The need for a governing body began after the devastating Three Mile Island accident. This incident was a partial nuclear meltdown that occurred in 1979 (see Fig. 1), caused by initial mechanical failure. After the incident, the growing concerns about nuclear power became overwhelming, nothing the catastrophical amounts of radioactive elements released into the environment. $1 billion later and years of cleanup eventually helped reduce the collateral damage, but the political influence of nuclear power had already been shaken. Anti-nuclear movements sparked across the country, and ultimately, culminated in the creation of the Nuclear Regulatory Commission (NRC).

Modern Duties

Today, the NRC utilizes the Department of Energy's Probabilistic Risk Assessment in order to examine guidelines and prerequisites to building and during inspection. These are outlined by four main components, and include facility structure and operating states, internal events and hazards, external events and hazards, and accident phenomena. All of these four states must be up to a certain standard for the power plant to continue operation. All of these numbers are then calculated into a final judgment to provide insight into the strengths and weaknesses of operation and design of the power plant. [1]

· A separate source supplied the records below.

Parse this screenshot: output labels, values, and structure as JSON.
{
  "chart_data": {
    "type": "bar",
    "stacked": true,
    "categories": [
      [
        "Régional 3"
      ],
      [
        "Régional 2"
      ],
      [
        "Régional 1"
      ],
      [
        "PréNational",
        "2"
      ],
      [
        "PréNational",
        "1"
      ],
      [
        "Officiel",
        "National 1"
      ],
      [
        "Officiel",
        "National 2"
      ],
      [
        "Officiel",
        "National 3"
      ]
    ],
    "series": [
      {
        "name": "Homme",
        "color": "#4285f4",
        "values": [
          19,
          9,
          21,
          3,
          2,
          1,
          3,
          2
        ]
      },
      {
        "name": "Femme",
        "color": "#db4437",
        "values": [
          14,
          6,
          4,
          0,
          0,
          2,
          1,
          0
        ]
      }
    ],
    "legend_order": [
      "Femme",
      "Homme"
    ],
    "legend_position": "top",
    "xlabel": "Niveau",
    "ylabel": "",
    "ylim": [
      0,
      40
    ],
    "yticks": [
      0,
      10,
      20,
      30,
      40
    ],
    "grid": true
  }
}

Once the risk has been established, the NRC uses certain standards to determine whether to continue operation of the plant. Through the International Atomic Energy Agency's Risk Management techniques, the NRC then utilizes strategies inside the guide which often help identify pivotal risks and how to reduce them. All of the potential risks of the power plant are then taken care in order of severity and follow ups are made in order to ensure the risks continue to meet standards. [2]

The NRC has also established a classification scale to ensure consistency and reliability in emergencies. The lowest level is the unusual event, which means a small problem has occurred. At this level, however, all officials "up to the federal level" are notified but there is no probably release of radioactive material. A regular alert is the next level up, and assumes small emittance. A Site area emergency is the classification of a likely major failure, but waste is not expected to go above levels established by the Environmental Protection Agency. The highest level of alert is the General Emergency, which means there is a serious problem, most likely substantial core damage or reactor fuel melting. This assumes that there is a breach of containment.


After the concerns of nuclear safety and power fully crystallized, the US Government knew they had to take action. They finally established the NRC, which is still active today. While historically it has been seen to be lazy and useless, recent actions taken after the Fukushima incident have proven otherwise. [3] The NRC continues to be a valuable independent agency with the aim of prioritizing public health and safety with everything related to nuclear energy through risk assessment and management and danger classifications. As the NRC continues to improve their risk assessment standards and qualifications, it will be exciting what new developments await as nuclear energy continues to propel itself into a higher spot of reliance for sustainable, clean energy. [4]

© Jonathan Mak. The author grants permission to copy, distribute and display this work in unaltered form, with attribution to the author, for noncommercial purposes only. All other rights, including commercial rights, are reserved to the author.


[1] R. P. Carlisle, "Probabilistic Risk Assessment in Nuclear Reactors: Engineering Success, Public Relations Failure," Technol. Cult. 38, 920 (1997).

[2] "Risk Management: A Tool for Improving Nuclear Power Plant Performance," International Atomic Energy Agency, IAEA-TECDOC-1209, April 2001.

[3] R. Stineman, "Nuclear Regulatory Commission," Physics 214, Stanford University, Winter 2015.

[4] D. Al-Alami, "Nuclear Risk Assessment and Safety," Physics 241, Stanford University, Winter 2015.